Комиссар задал ей еще несколько вопросов – и отреагировал, как на удар током, на информацию о том, что Петер и Надин собирались скрыться в Аргентине.
– Когда вы об этом узнали? – тут же спросил он.
Лаура сообщила, что это стало ей известно, когда Петер уже пропал и был мертв, но ей показалось, что Бертэн ей не поверил. Конечно, она вызвала подозрения к себе, но это пришло ей в голову уже позже. У нее был серьезный мотив, чтобы убить своего мужа.
Когда следователь собрался уходить, Симон спросила его, откуда у него сведения о Петере и Надин, но он не стал называть ей имя своего информатора. Лаура была почти уверена, что это Кристофер выложил ему всю правду, и когда они с ним уселись пить аперитив, спросила его об этом. Хейманн не стал ничего отрицать.

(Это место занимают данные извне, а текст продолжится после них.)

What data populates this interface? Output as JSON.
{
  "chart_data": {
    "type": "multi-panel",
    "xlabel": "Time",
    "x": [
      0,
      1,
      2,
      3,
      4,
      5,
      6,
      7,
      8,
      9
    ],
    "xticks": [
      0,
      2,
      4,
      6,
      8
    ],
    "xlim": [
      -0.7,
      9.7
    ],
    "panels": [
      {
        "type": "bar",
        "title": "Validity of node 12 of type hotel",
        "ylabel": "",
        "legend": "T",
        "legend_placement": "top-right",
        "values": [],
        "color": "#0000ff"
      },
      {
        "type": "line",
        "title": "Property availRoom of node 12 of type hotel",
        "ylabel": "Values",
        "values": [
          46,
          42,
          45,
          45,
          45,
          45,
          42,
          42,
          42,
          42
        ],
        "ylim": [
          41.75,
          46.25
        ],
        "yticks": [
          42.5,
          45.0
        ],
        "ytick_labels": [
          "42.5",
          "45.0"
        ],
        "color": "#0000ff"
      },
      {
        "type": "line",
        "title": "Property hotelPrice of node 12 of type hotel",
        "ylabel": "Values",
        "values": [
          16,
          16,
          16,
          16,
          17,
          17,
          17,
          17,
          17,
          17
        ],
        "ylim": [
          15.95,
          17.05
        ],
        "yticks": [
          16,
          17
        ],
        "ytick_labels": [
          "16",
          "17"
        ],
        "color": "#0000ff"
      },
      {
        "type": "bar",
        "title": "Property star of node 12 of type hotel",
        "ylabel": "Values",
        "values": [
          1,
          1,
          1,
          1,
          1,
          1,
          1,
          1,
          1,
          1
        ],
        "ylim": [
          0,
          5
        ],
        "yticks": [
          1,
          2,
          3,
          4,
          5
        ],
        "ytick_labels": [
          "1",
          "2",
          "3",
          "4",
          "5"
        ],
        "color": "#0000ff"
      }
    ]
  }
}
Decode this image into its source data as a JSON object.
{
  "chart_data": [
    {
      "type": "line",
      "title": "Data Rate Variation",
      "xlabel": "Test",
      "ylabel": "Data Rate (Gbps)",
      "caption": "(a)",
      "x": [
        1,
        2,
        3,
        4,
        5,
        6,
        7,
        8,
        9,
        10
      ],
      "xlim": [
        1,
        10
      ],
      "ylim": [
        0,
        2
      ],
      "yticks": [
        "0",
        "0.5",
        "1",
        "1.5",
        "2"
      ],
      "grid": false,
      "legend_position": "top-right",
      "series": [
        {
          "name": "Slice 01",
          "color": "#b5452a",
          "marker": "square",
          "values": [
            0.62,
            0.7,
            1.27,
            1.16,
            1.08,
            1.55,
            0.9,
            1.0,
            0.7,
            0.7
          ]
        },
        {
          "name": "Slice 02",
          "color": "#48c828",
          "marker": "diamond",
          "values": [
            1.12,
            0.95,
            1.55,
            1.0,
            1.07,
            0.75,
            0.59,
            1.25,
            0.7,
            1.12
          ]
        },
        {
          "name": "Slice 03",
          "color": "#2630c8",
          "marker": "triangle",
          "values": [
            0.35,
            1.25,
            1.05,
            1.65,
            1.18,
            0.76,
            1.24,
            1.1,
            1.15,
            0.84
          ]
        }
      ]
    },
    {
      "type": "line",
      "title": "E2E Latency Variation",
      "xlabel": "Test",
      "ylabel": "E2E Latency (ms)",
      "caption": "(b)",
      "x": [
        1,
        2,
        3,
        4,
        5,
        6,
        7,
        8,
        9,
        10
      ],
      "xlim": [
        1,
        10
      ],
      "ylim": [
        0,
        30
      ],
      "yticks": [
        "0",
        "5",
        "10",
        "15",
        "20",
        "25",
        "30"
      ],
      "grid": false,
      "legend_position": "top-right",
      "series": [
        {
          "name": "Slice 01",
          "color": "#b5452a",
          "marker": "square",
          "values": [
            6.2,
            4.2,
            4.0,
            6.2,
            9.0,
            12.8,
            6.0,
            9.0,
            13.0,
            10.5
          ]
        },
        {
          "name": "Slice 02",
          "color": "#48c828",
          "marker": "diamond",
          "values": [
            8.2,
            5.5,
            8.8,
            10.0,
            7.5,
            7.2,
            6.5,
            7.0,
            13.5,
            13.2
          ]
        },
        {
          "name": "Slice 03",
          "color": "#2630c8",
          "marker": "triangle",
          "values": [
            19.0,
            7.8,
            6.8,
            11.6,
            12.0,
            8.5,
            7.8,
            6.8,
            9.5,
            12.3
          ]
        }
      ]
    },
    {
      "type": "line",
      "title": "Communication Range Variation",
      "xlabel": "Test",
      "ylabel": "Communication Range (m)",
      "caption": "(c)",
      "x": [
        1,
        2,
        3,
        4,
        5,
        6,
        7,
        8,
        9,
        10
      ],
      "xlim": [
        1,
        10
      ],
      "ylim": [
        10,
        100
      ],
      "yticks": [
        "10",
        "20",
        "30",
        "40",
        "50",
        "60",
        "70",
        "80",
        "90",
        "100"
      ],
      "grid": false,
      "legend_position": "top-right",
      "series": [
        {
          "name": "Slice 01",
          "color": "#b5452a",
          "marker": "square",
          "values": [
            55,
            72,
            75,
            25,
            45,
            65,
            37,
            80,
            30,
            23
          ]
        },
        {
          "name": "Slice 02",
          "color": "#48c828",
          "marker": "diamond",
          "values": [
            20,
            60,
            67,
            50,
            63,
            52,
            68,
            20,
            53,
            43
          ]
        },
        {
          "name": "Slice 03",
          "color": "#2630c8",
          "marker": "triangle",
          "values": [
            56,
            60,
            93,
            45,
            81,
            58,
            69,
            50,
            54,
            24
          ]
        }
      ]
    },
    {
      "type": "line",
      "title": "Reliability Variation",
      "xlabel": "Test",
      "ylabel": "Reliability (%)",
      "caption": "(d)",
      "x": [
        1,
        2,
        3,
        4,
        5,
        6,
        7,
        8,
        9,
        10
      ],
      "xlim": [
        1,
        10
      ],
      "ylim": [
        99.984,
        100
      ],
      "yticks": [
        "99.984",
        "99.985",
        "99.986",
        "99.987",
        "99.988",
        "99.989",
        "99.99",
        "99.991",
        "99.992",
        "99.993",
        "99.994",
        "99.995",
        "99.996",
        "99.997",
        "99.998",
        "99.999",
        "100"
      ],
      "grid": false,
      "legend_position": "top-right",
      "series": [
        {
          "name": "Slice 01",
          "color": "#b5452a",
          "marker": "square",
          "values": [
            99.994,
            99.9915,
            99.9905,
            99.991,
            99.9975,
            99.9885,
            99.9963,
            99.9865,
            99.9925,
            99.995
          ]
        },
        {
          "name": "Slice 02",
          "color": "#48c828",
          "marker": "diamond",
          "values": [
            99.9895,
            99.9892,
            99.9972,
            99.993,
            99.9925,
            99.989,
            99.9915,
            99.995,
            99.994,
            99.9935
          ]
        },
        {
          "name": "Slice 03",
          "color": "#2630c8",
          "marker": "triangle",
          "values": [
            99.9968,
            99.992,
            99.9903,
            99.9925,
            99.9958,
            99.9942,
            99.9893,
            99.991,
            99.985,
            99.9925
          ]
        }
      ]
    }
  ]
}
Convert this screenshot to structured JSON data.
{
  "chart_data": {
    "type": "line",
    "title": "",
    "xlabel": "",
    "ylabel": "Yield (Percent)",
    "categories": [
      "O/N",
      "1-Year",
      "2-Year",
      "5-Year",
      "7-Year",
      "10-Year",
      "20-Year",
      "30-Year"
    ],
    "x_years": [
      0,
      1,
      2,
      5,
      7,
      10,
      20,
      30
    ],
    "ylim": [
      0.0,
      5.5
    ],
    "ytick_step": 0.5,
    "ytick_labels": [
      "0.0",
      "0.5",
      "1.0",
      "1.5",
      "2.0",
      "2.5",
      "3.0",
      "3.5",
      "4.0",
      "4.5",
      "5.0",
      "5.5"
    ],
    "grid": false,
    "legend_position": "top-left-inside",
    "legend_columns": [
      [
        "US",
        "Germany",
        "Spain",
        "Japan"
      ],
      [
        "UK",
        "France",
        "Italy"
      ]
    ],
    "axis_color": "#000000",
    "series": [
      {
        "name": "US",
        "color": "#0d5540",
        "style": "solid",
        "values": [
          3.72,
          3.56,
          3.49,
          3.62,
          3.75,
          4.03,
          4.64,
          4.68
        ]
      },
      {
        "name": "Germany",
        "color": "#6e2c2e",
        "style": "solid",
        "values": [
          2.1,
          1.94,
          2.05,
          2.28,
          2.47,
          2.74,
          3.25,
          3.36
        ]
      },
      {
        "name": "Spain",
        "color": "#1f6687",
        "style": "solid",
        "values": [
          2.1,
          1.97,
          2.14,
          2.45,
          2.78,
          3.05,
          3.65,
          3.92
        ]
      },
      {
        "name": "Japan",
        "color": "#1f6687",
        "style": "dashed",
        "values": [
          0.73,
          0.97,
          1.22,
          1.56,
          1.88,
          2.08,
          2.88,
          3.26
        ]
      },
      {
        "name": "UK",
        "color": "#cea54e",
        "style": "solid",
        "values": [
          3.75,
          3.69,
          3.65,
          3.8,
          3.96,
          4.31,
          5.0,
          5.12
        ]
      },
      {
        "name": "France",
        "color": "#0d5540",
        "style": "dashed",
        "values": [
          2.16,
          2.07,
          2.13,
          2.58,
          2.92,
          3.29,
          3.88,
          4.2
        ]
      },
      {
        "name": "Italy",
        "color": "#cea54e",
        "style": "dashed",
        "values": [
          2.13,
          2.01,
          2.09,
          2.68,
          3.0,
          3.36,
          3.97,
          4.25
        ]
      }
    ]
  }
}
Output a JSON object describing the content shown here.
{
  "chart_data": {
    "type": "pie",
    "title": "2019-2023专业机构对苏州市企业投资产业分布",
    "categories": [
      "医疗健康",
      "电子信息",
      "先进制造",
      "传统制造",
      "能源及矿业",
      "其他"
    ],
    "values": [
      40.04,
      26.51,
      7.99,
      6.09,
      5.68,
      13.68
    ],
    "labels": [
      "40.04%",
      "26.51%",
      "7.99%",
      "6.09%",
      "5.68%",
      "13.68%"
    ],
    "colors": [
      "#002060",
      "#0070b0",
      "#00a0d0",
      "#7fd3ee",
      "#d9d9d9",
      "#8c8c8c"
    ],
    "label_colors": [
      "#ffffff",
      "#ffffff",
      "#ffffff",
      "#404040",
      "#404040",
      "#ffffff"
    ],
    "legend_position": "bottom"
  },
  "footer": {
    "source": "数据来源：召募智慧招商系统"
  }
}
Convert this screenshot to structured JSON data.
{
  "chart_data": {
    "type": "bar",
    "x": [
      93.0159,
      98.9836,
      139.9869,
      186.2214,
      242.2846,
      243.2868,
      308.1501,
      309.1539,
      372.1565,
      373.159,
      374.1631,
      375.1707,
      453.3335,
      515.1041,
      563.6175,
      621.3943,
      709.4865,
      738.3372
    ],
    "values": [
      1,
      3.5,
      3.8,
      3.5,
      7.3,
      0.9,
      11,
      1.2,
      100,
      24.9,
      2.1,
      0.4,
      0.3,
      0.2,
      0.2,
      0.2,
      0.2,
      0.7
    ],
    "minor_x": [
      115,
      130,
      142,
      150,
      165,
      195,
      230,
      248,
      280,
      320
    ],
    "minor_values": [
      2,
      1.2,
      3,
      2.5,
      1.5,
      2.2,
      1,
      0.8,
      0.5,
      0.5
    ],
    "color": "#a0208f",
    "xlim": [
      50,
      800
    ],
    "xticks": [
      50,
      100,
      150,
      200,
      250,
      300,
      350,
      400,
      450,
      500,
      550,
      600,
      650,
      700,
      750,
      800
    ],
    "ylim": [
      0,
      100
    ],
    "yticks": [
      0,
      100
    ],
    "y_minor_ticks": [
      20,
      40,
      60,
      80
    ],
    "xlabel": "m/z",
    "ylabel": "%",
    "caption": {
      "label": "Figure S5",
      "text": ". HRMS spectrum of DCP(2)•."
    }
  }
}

– Лаура, он ведь комиссар по уголовным делам. Я не мог пойти на такой риск, чтобы обманывать его. Когда-нибудь это всплыло бы, и как бы я тогда выглядел? И кроме того – что я должен был ответить на его вопрос, почему меня не встревожило отсутствие Петера?
Лаура поняла его, но тем не менее считала, что с ней обошлись некрасиво.
– Ты мог бы позвонить мне и предупредить меня, – заметила она.
Хейманн был подавлен, и они молча начали есть. Но каким-то образом – Лаура даже не смогла бы сказать, как именно Кристоферу это удалось – он вывел разговор на историю своей жизни, и то, как он о ней рассказывал, вызвало в ней сочувствие и желание утешить его.
– Самым важным в моей жизни, – продолжал он, – всегда была семья. С того дня, когда моя мать нас… оставила, когда начался ад, и я смог выдержать все это лишь благодаря тому, что постоянно твердил себе: когда-нибудь все будет иначе. А позже, в студенческие годы, когда у моих друзей в голове были только свобода и самоутверждение, я мечтал о том, что приду домой, где меня встретит жена и толпа детишек… – Он меланхолично улыбнулся. – Ну, целой толпы, конечно, потом не было, но эти двое тоже постоянно держали меня в тонусе.
– Могу себе представить, – сказала Лаура. – У меня только одна дочь, но и ей вполне удается полностью загружать меня.
– Я, кажется, уже однажды спрашивал тебя: почему ты не привезешь ее сюда? Как ты выдерживаешь без нее?
– Я уверена, что она в хороших руках. А мне одной здесь легче крутиться. Просто в данный момент я не смогла бы позаботиться о ней так же хорошо, как моя мать.
Хейманн кивнул, но Лауре показалось, что она не убедила его.
«При его прошлом, – подумала она, – он, вероятно, не может понять, как можно добровольно расстаться с ребенком хоть на один час».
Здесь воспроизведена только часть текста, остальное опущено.